FG, World Bank seal $1.3bn SMEs deal
The Federal Government at the weekend reached an agreement with the World Bank Group and other development partners for the release of about $1.3billion for the funding of Small and Medium Enterprises (SMEs) with the planned takeoff of the Development Bank of Nigeria (DBN).
Nigeria’s Finance Minister, Mrs Kemi Adeosun, who broke the news at a post event press briefing in Washington DC, USA, stated that upon commencement, the Development Bank of Nigeria would serve as a conduit for government intervention in SMEs and medium sized enterprises as part of efforts to achieve inclusive growth.
Nigerian SMEs account for over 50 per cent of the country’s GDP, but have often been starved of funds due to inappropriate allocation mechanism that involve commercial banks and other stakeholders that are not genuinely committed to their growth.
Adeosun said that with the latest agreement with development partners, efforts are now being geared towards recruiting the key management staff of the bank to enable it commence full operation.
She said, “Agreement was also reached on the final steps for the take off of the Development Bank of Nigeria which had been stopped due to some issues. We have resolved all those issues and the recruitment process has now been finalised with management team put in place.
“This will release $1.3 billion which would be used to support our SMEs which are part of the engine that will spur the growth of our economy. With this development, SME lending at low rates will now be facilitated through the DBN and we are ready to resolve the outstanding issues,” she added.
The minister also said that the Nigerian team got the commitment of global partners including the U.S, United Kingdom, Canada and the World Group to assist the country repatriate illegal financials flows out of Nigeria back into the country to support the financing of critical infrastructures and economic empowerment programmes of the administration.
“We had a number of specific bilateral meetings with UK Department for International Development, the US treasury and other partners and pbased on the need to reverse the trend of illegal financial flows out of Nigeria,” said Adeosun. “We have agreed on a number of initiatives to achieve significant repatriation of monies illegally taken out of the country. These include monies that have been taken by way of illegal tax repatriation, tax avoidance as well as those illegally stolen by past government officials,” she added.
She however said that details of the agreement on repatriation of illicit financial flows would be made public after she had brief President Buhari on the matter.
Meanwhile, the minister said the Nigerian government delegation also held high a level discussion on the challenges in the power sector, largely bother on financial limitations, stressing that government has agreed to hold a workshop in Abuja in November 2016 with the World Bank Group, IFC, Multilateral Investment Credit Guarantee Agency (MIGA) which provided partial risk guarantees the Ministries of Power, Finance the Central Bank CBN, NNPC for the gas perspective, the GENCOs, DISCOs all the stakeholders in the power sector. She said the World Bank Group would be bringing its specialist power finance team to see how they can proffer financial solutions to the challenges of nigeria’s power sector. She stated that work on the proposed $1billion Eurobond has been concluded and that the Federal Government would soon appoint the various parties ahead of its formal launch.
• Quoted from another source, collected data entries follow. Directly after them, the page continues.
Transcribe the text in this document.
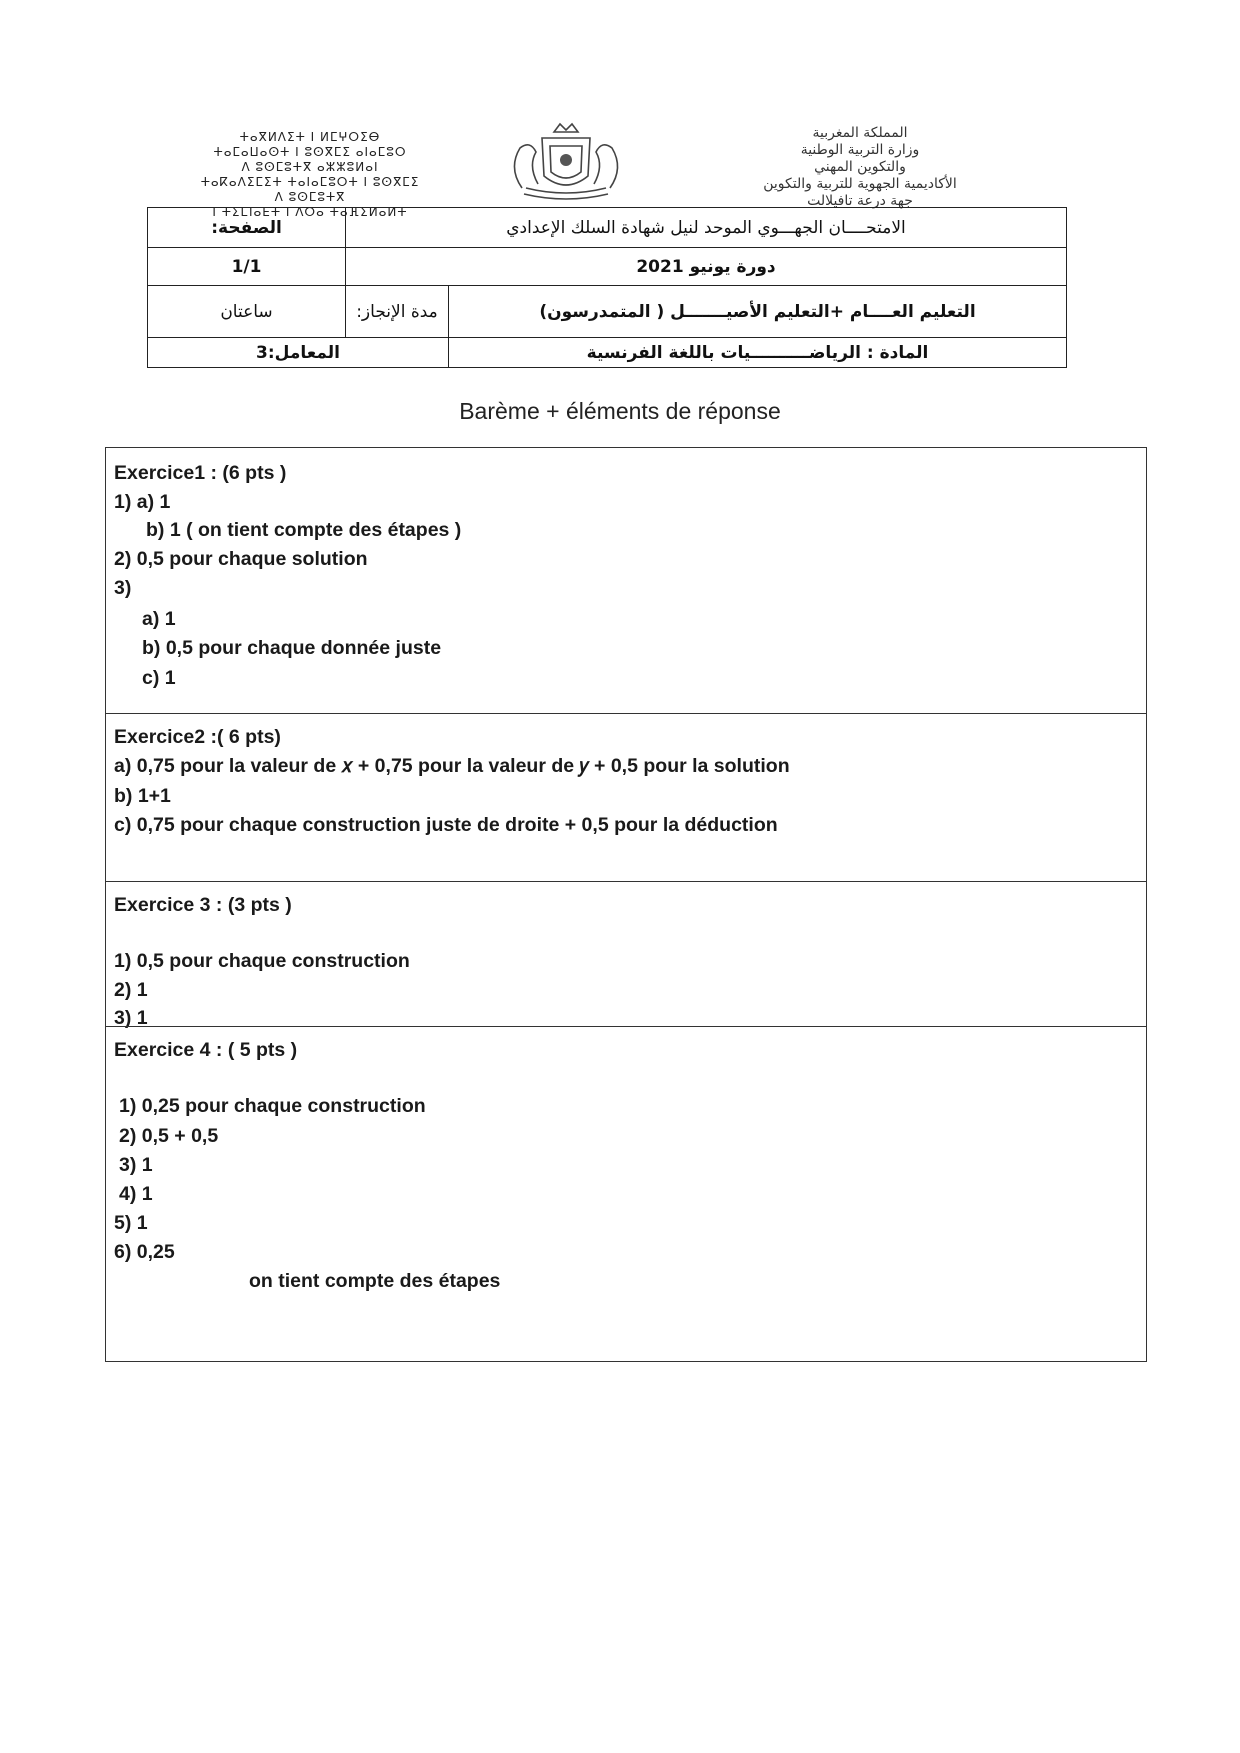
ⵜⴰⴳⵍⴷⵉⵜ ⵏ ⵍⵎⵖⵔⵉⴱ
ⵜⴰⵎⴰⵡⴰⵙⵜ ⵏ ⵓⵙⴳⵎⵉ ⴰⵏⴰⵎⵓⵔ
ⴷ ⵓⵙⵎⵓⵜⴳ ⴰⵣⵣⵓⵍⴰⵏ
ⵜⴰⴽⴰⴷⵉⵎⵉⵜ ⵜⴰⵏⴰⵎⵓⵔⵜ ⵏ ⵓⵙⴳⵎⵉ
ⴷ ⵓⵙⵎⵓⵜⴳ
ⵏ ⵜⵉⵎⵏⴰⴹⵜ ⵏ ⴷⵔⴰ ⵜⴰⴼⵉⵍⴰⵍⵜ
المملكة المغربية
وزارة التربية الوطنية
والتكوين المهني
الأكاديمية الجهوية للتربية والتكوين
جهة درعة تافيلالت
الامتحــــان الجهـــوي الموحد لنيل شهادة السلك الإعدادي		الصفحة:
دورة يونيو 2021		1/1
التعليم العــــام +التعليم الأصيـــــــل ( المتمدرسون)	مدة الإنجاز:	ساعتان
المادة : الرياضــــــــــيات باللغة الفرنسية	المعامل:3	
Barème + éléments de réponse
Exercice1 : (6 pts )
1) a) 1
b) 1 ( on tient compte des étapes )
2) 0,5 pour chaque solution
3)
a) 1
b) 0,5 pour chaque donnée juste
c) 1
Exercice2 :( 6 pts)
a) 0,75 pour la valeur de 𝑥 + 0,75 pour la valeur de 𝑦 + 0,5 pour la solution
b) 1+1
c) 0,75 pour chaque construction juste de droite + 0,5 pour la déduction
Exercice 3 : (3 pts )
1) 0,5 pour chaque construction
2) 1
3) 1
Exercice 4 : ( 5 pts )
1) 0,25 pour chaque construction
2) 0,5 + 0,5
3) 1
4) 1
5) 1
6) 0,25
on tient compte des étapes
Other high level meetings attended by the nigerian team included one with JICA, the Japan international cooperation agency and we secured their commitment to facilitate trade and investment in Nigeria, specifically they have agreed to make investments in agriculture, fisheries sector and we have made progress on the Jebba hydro projects which is also a power project.
“Our constituency which represents South Africa, Nigeria and Angola had a meeting here and we reviewed the fact that the allocation to our constituency are among the poorest particularly from the IFC is unacceptably low. So what we have agreed to do is that we will be hosting a meeting in Abuja in March for the three finance ministers and the idea is that we will benchmark and scale up our technical capacity to ensure that we are able to get more of what is available for the three countries. We also secured commitments from the Canadian ministry of finance to support us for roads and the they have successfully developed a PPP platform for road investment and they have offered to support us on the technical front in that regard.
The delegation also presented the family home fund which our affordable housing project to a number of prospective investors and development partners including the world bank, IFC, MIGA and the Islamic Development Bank, we’ve already received indicative interest and we’ll be coming back to tie up those funding commitments.
I’m We plan and have agreed technical support in the area of domestic revenue mobilization and we’re going to make more use of the IMF’s online training in financial management, we will be incentivizing our staff who are interested in taking these courses to do so.
Also speaking at the briefing Governor of the Central Bank of Nigeria, Godwin Emefiele restated commitment of the bank to fine tune the flexible exchange rate to meet the needs of the business community.
“But what we only have to talk about is fine-tuning few aspects of it, in terms of the implementation of the content of that document. That is why I said we would from time to time, continue to look at it. As we are looking at it, I repeat, we would see how we would continue to fine tune it, to the extent that whatever we are putting in place would be such that would benefit Nigerians, improve their lives as well as the country.”